Visitors can access a short trail with benches and a bike rack Wednesday through Saturday from 8 am to 1 pm The location is a short drive, walk or bike ride from Fisherman’s Village in Marina del Rey.
The Santa Monica Mountains Conservancy Board, which is part of the Mountains Recreation & Conservation Authority, installed the benches, gate and bike racks at the location.
This marks one step in the direction many environmentalists have advocated for over the last several years — public access and education.
Marcia Hanscom, co-director of the Ballona Institute who also chairs the Sierra Club’s Ballona Wetlands Restoration Committee, has advocated for this move at the wetlands.
“There are some people in the state government who understand that the Ballona Wetlands State Ecological Reserve should not be operated like a private club and that – for once now, a family of 4 from Ladera Heights or a woman from Inglewood can decide on a Saturday morning that they would like to take a walk in nature and go to the Fiji Way gate to do just that,” Hanscom said.
Hanscom said she and other organizers are grateful to the State Coastal Conservancy Board member Joseph Alioto for listening to the public over the last two years.
The community has worked hard to protect the land from massive condo developments and marina expansion, she added.
“Alioto was appointed by Governor Gavin Newsom, and we hope that they both begin to listen to the public about what more is needed at Ballona — and not bulldozers,” Hanscom said.
Conservationists had long complained about the lack of public access to portions of the reserve and what they see as destructive work being undertaken by SoCalGas, an activity that the Sierra Club’s Hanscom claims have generated complaints from nearby residents.
DFW officials acknowledge some sections of the wetlands are closed to the public but these restrictions were imposed because of operational and maintenance constraints and safety concerns. The closures and other aspects of the restrictions were detailed in an October 2020 letter from DFW to the Santa Monica Bay Restoration Commission, a state agency created to monitor and coordinate restoration and other activities enhancing the Bay and its watersheds.
At the same time, DFW told Patch that SoCalGas has legal rights-of-way and other easements within the reserve and can restrict access to those areas.

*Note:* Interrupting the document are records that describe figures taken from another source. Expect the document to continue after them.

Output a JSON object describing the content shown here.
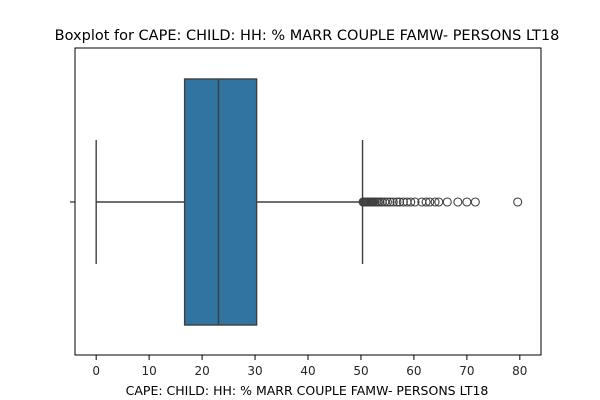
{
  "chart_data": {
    "type": "boxplot",
    "title": "Boxplot for CAPE: CHILD: HH: % MARR COUPLE FAMW- PERSONS LT18",
    "xlabel": "CAPE: CHILD: HH: % MARR COUPLE FAMW- PERSONS LT18",
    "ylabel": "",
    "orientation": "horizontal",
    "xlim": [
      -4,
      84
    ],
    "xticks": [
      0,
      10,
      20,
      30,
      40,
      50,
      60,
      70,
      80
    ],
    "grid": false,
    "box_color": "#3274a1",
    "line_color": "#3f3f3f",
    "stats": {
      "whisker_low": 0,
      "q1": 16.7,
      "median": 23.1,
      "q3": 30.3,
      "whisker_high": 50.3
    },
    "outliers": [
      50.4,
      50.6,
      50.8,
      51.0,
      51.2,
      51.4,
      51.6,
      51.8,
      52.0,
      52.2,
      52.4,
      52.7,
      53.0,
      53.3,
      53.6,
      54.0,
      54.5,
      55.0,
      55.5,
      56.1,
      56.8,
      57.3,
      58.0,
      58.7,
      59.4,
      60.2,
      61.5,
      62.3,
      63.0,
      64.0,
      64.7,
      66.3,
      68.3,
      70.0,
      71.6,
      79.6
    ]
  }
}
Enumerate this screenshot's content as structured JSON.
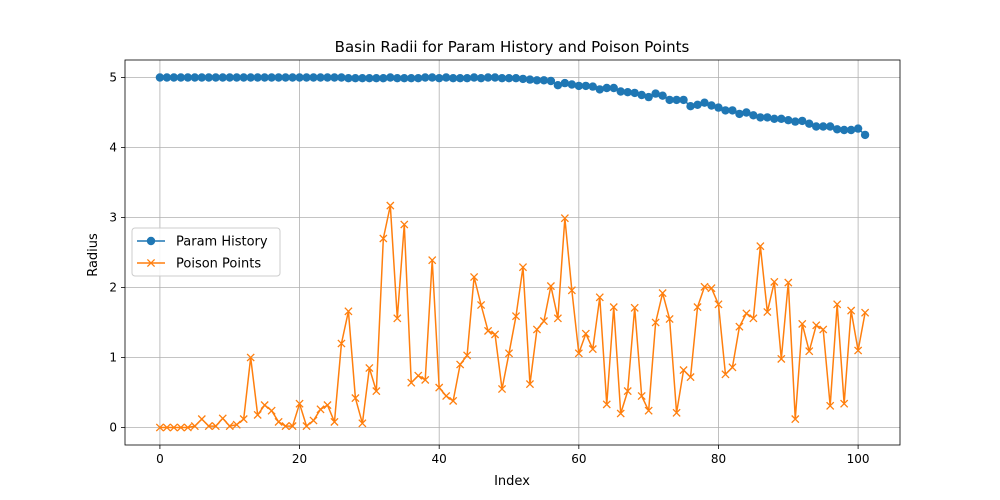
{
  "chart_data": {
    "type": "line",
    "title": "Basin Radii for Param History and Poison Points",
    "xlabel": "Index",
    "ylabel": "Radius",
    "xlim": [
      -5,
      106
    ],
    "ylim": [
      -0.25,
      5.25
    ],
    "xticks": [
      0,
      20,
      40,
      60,
      80,
      100
    ],
    "yticks": [
      0,
      1,
      2,
      3,
      4,
      5
    ],
    "grid": true,
    "legend_position": "center-left",
    "series": [
      {
        "name": "Param History",
        "color": "#1f77b4",
        "marker": "circle",
        "values": [
          5.0,
          5.0,
          5.0,
          5.0,
          5.0,
          5.0,
          5.0,
          5.0,
          5.0,
          5.0,
          5.0,
          5.0,
          5.0,
          5.0,
          5.0,
          5.0,
          5.0,
          5.0,
          5.0,
          5.0,
          5.0,
          5.0,
          5.0,
          5.0,
          5.0,
          5.0,
          5.0,
          4.99,
          4.99,
          4.99,
          4.99,
          4.99,
          4.99,
          5.0,
          4.99,
          4.99,
          4.99,
          4.99,
          5.0,
          5.0,
          4.99,
          5.0,
          4.99,
          4.99,
          4.99,
          5.0,
          4.99,
          5.0,
          5.0,
          4.99,
          4.99,
          4.99,
          4.98,
          4.97,
          4.96,
          4.96,
          4.95,
          4.89,
          4.92,
          4.9,
          4.88,
          4.88,
          4.87,
          4.83,
          4.85,
          4.85,
          4.8,
          4.79,
          4.78,
          4.75,
          4.72,
          4.77,
          4.74,
          4.68,
          4.68,
          4.68,
          4.59,
          4.61,
          4.64,
          4.6,
          4.57,
          4.53,
          4.53,
          4.48,
          4.5,
          4.46,
          4.43,
          4.43,
          4.41,
          4.41,
          4.39,
          4.37,
          4.38,
          4.34,
          4.3,
          4.3,
          4.3,
          4.26,
          4.25,
          4.25,
          4.27,
          4.18
        ]
      },
      {
        "name": "Poison Points",
        "color": "#ff7f0e",
        "marker": "x",
        "values": [
          0.0,
          0.0,
          0.0,
          0.0,
          0.0,
          0.02,
          0.12,
          0.02,
          0.02,
          0.13,
          0.02,
          0.04,
          0.12,
          1.0,
          0.18,
          0.32,
          0.24,
          0.08,
          0.02,
          0.02,
          0.34,
          0.02,
          0.1,
          0.26,
          0.32,
          0.08,
          1.2,
          1.66,
          0.42,
          0.06,
          0.85,
          0.52,
          2.7,
          3.17,
          1.56,
          2.9,
          0.64,
          0.74,
          0.68,
          2.39,
          0.57,
          0.45,
          0.38,
          0.9,
          1.03,
          2.15,
          1.75,
          1.38,
          1.33,
          0.55,
          1.06,
          1.59,
          2.29,
          0.62,
          1.4,
          1.52,
          2.02,
          1.56,
          2.99,
          1.96,
          1.06,
          1.34,
          1.12,
          1.86,
          0.33,
          1.72,
          0.2,
          0.52,
          1.71,
          0.45,
          0.24,
          1.5,
          1.92,
          1.55,
          0.21,
          0.82,
          0.72,
          1.72,
          2.01,
          1.99,
          1.76,
          0.76,
          0.86,
          1.44,
          1.63,
          1.56,
          2.59,
          1.65,
          2.08,
          0.98,
          2.07,
          0.12,
          1.48,
          1.09,
          1.46,
          1.4,
          0.31,
          1.76,
          0.34,
          1.67,
          1.1,
          1.64
        ]
      }
    ]
  }
}
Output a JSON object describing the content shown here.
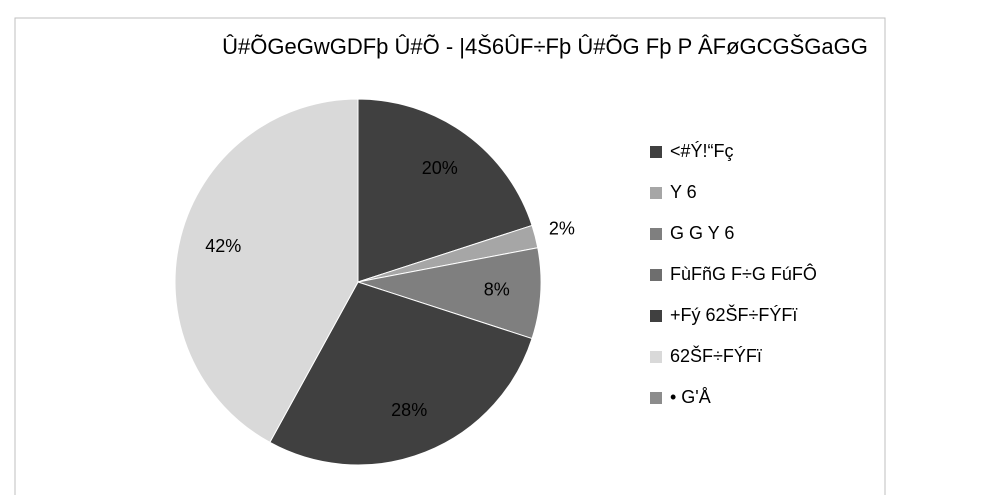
{
  "chart_data": {
    "type": "pie",
    "title": "Û#ÕGeGwGDFþ Û#Õ - |4Š6ÛF÷Fþ Û#ÕG Fþ P ÂFøGCGŠGaGG",
    "categories": [
      "<#Ý!“Fç",
      "Y 6",
      "G G  Y 6",
      "FùFñG F÷G FúFÔ",
      "+Fý 62ŠF÷FÝFï",
      "62ŠF÷FÝFï",
      "• G'Å"
    ],
    "values": [
      20,
      2,
      8,
      0,
      28,
      42,
      0
    ],
    "value_labels": [
      "20%",
      "2%",
      "8%",
      null,
      "28%",
      "42%",
      null
    ],
    "colors": [
      "#404040",
      "#a6a6a6",
      "#7f7f7f",
      "#6e6e6e",
      "#404040",
      "#d9d9d9",
      "#8c8c8c"
    ],
    "legend": "right"
  }
}
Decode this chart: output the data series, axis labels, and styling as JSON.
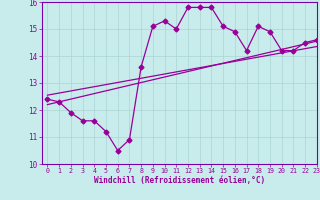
{
  "xlabel": "Windchill (Refroidissement éolien,°C)",
  "background_color": "#c8ecec",
  "grid_color": "#aad4d4",
  "line_color": "#990099",
  "spine_color": "#7700aa",
  "x_data": [
    0,
    1,
    2,
    3,
    4,
    5,
    6,
    7,
    8,
    9,
    10,
    11,
    12,
    13,
    14,
    15,
    16,
    17,
    18,
    19,
    20,
    21,
    22,
    23
  ],
  "y_data": [
    12.4,
    12.3,
    11.9,
    11.6,
    11.6,
    11.2,
    10.5,
    10.9,
    13.6,
    15.1,
    15.3,
    15.0,
    15.8,
    15.8,
    15.8,
    15.1,
    14.9,
    14.2,
    15.1,
    14.9,
    14.2,
    14.2,
    14.5,
    14.6
  ],
  "reg_line1_x": [
    0,
    23
  ],
  "reg_line1_y": [
    12.2,
    14.55
  ],
  "reg_line2_x": [
    0,
    23
  ],
  "reg_line2_y": [
    12.55,
    14.35
  ],
  "ylim": [
    10,
    16
  ],
  "xlim": [
    -0.5,
    23
  ]
}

Restrictions on wetlands access, along with misuse of public money are among allegations contained in a lawsuit filed in August 2019 in Los Angeles Superior Court against the Conservancy, Sam Schuchat, its executive officer, and the Bay Foundation by a group of organizations and activists seeking preliminary and permanent injunctions prohibiting Proposition 12 funds or other public money from being spent for anything other than “maintaining and protecting the fragile, imperiled lands at Ballona and the wild species that rely on these lands.”
The lawsuit alleges substantial amounts of bond funds are being spent for purposes not authorized by voters who approved the proposition two decades ago and seeks a “forensic accounting” and return of all funds the plaintiffs claim were misspent on what they term a “cynical and counterfeit ” wetlands restoration program actually designed to benefit SoCalGas in light of calls by some to shut down the gas storage field.
Brian Pease, a San Diego attorney filed the lawsuit in August on behalf of Defend the Ballona Wetlands, an unincorporated association and its co-founder Lisa Karlan; the Animal Protection & Rescue League, a nonprofit animal rights group Pease heads which serves as a “fiscal sponsor” permitting Karlan’s group to solicit tax-deductible donations, and activists Molly Basler — who is also a candidate for Los Angeles City Council, Hanscom and her partner, Robert Jan van de Hoek, a naturalist and supervisor for the Los Angeles Department of Parks & Recreation.